Siehe 01-vier-stages-ueberblick.md fuer die Begruendung, warum LOCAL bewusst kein
Jenkins-Job ist. Dieses Kapitel beschreibt, wie die LOCAL-Stage stattdessen aussieht -
alles hier ist Handarbeit eines Entwicklers in seiner IDE, nicht automatisiert.
novaris-legacy-parent/pom.xml als Maven-Projekt oeffnen (IntelliJ: "Open" auf diese Datei,
oder "Add Maven Projects" falls das Repository bereits als Ordner geoeffnet ist) - IntelliJ
erkennt den Reactor und importiert automatisch alle neun Module (novaris-common-legacy bis
novaris-integration-tests).
Fuer die taegliche Arbeit an EJB-/SOAP-/JMS-Logik reicht der normale, Docker-freie Testlauf - genau der Lauf, der auch in Jenkins fuer TEST/QS/PROD als Basis dient:
Rechtsklick auf novaris-legacy-parent > "Run 'novaris-legacy-parent [test]'"

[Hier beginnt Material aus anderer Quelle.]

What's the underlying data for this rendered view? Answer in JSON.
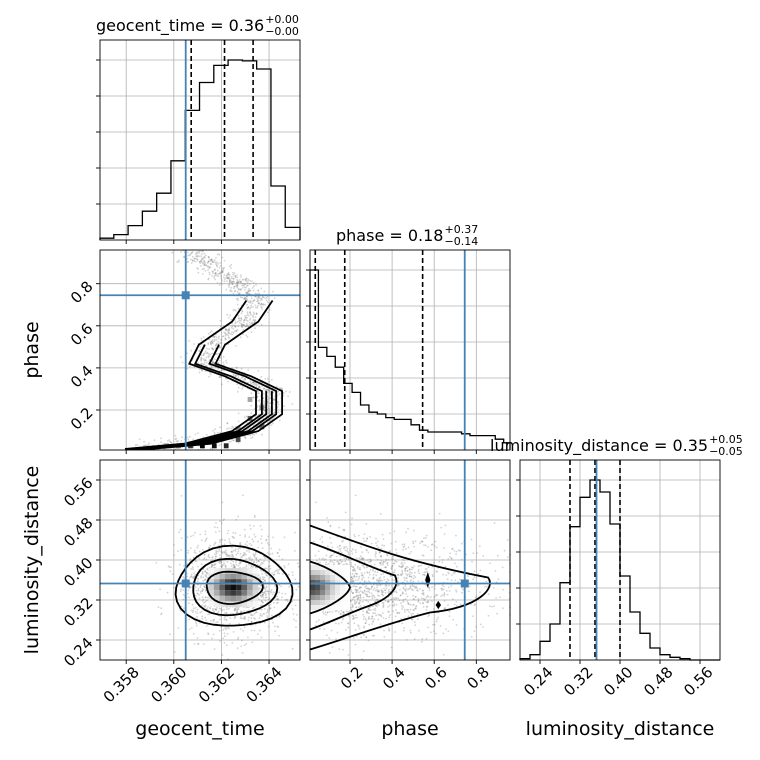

oder gezielt eine einzelne Testklasse per Rechtsklick > "Run". Alle Tests bis einschliesslich
novaris-policy-ear laufen containerfrei (siehe die jeweiligen Modul-READMEs/Javadoc-
Kommentare zu Mockito-basierten Tests) und sind in Sekunden durch.
Wer an Code arbeitet, der tatsaechlich gegen Oracle, DB2 oder IBM MQ verifiziert werden soll
(oder Liberty-Konfigurationsaenderungen), braucht lokal laufendes Docker Desktop - siehe
novaris-integration-tests/README.md fuer die Docker-CLI-basierte Orchestrierung
(DockerCli) und die Begruendung, warum nicht die Testcontainers-Bibliothek verwendet wird.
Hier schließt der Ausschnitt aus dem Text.